27 November 2006

Joy And Other Truly Depressing Shit

17% Receiving fruitcake
12% Sled and livestock parked on roof
9% Cranberry caught crosswise in own or others' craw
6% If another fuckin' person says fuckin' Happy fuckin' Holidays
to me, I swear to fuckin' God I'll park this fuckin' Buick Roadmaster
right on his fuckin' gizzard. You fuckin' see if I fuckin' don't!


Hope you have recovered from your birdmeat-induced coma. I binged on stuffing, then attempted to purge by burning off a thousand calories on the HellClimber. Some quick math proved that I had ingested at least thrice that amount in one sitting. The point of that fact pierced the gunnels of my soul, causing darkness and despair to leak in.

The sleet outside the window of my garret continues unabated.

Speaking of which, Monday night it snowed about an inch, which meant that the entire town of Seattle came to a slushing, grinding halt. Buses jacknifed. Cars were abandoned. Bars were filled. Pregnancies were created.

So what better time to revisit one of my favorite subjects - positive thinking! Right now the ghost of Alan Watts is sitting in the porch of my ear, whispering that thought itself is the problem. "For if you're thinking, then you're always living in the world of symbols. Can you dig that, man?" I shall poo-poo him for the moment and turn my attention to the ghost of Dr. Norman Vincent Peale who I have trapped in acetate, viz., on a special four cassette edition of "The Power of Positive Thinking". I've damn near worn all the tapes in the collection threadbare in the seven or so years that I've owned them, and am now looking for a digital replacement set so I can rip it and carry it with me always on my Sansa e260R Rhapsody. (You're searching through your comedy bag for some witty way to use the term "Pocket Peale", aren't you?)

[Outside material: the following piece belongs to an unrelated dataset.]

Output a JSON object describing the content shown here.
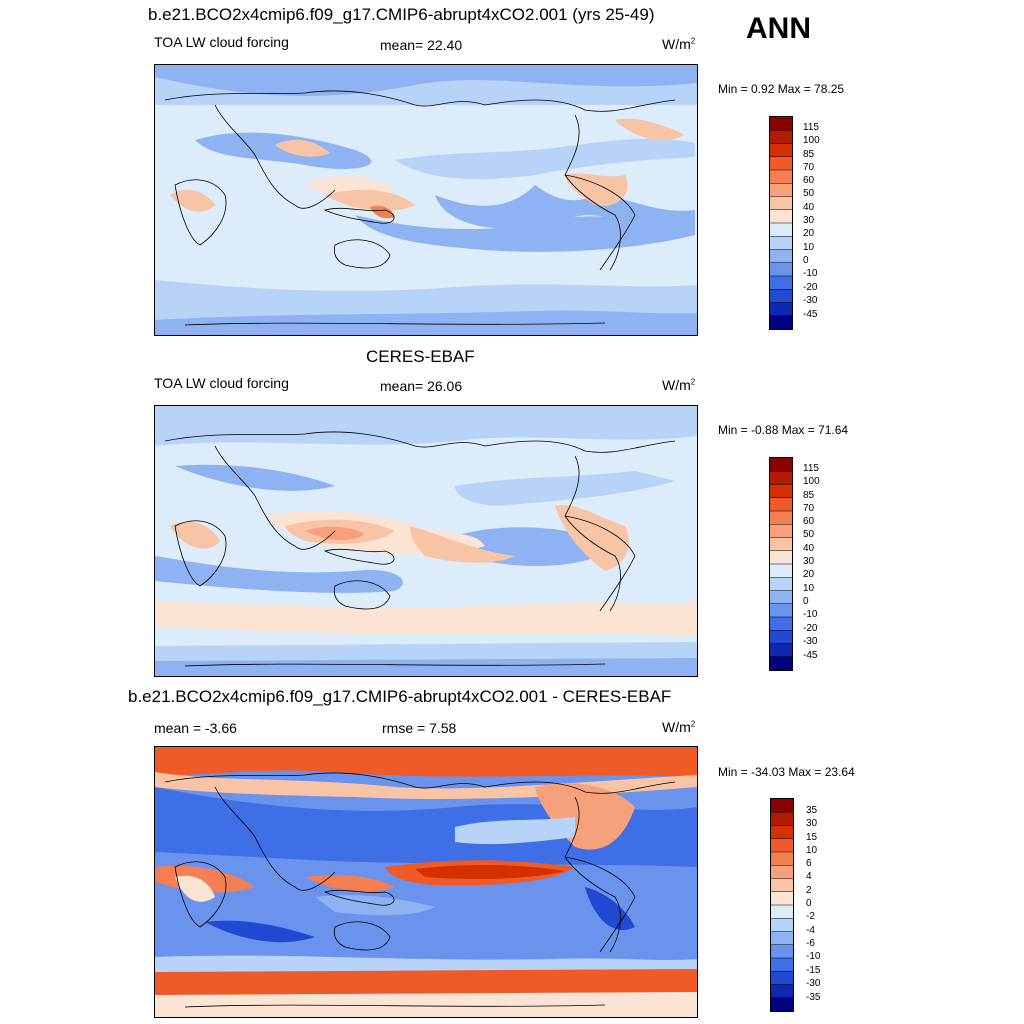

The reason I'm bringing it up is not just because the Happy Holidays are really a bubbling cauldron of hate and despair for most people. I'm also bringing it up because of an article I came across in today's paper about current research on happiness. Oddly enough, some of the research echoed what Peale said in his book over 50 years ago: if you want to experience more happiness, simplify the things that make you happy. The article goes one step further in suggesting a very simple exercise. At the end of each day, write down three good things that had happened and analyze how they had occurred, or rather, what about the event made you happy. It surprised me to find out that an idea that Peale formed through his philosophical and religious dialectic seems to have quantifiable results when put into practice. That's not an easy thing to do when working with something as elusive and subjective as "happiness".

It all sounds very naive and simplistic, I know. But so is Zen. (You knew I was going to get back to Watts, didn't you?) I thought I'd give the exercise a try anyway and see what happens. I'm going to put a notebook in the nightstand and see what I can recall each night before I go to bed. Hopefully I won't discover anything truly negative about myself...like that I become overjoyed at the sight of a well-heeled white Republican falling into an open sewer and dying.

Anyway, I'll let you know how it goes. I'll see if I can track the results somehow in my correspondence. In the meantime, I can say that I am positively gleeful in anticipation of my trip this Saturday to Portland. I'll be seeing our co-sibling John. You remember him, don't you? Gap-toothed smile? Boyish good looks? Swings a mean pipe wrench? We'll be having dinner together Saturday night at an East Indian restaurant called Plainfield's Mayur and doing an early Christmas thing. There's a joke in there somewhere. (Two non-Christian brothers meet to celebrate Christmas in an Indian restaurant. One turns to the other and says - I got nothin'. -Ed.) Let me know if there's anything you'd like me to pass along to him, like perhaps that he has a "brother" named "Greg".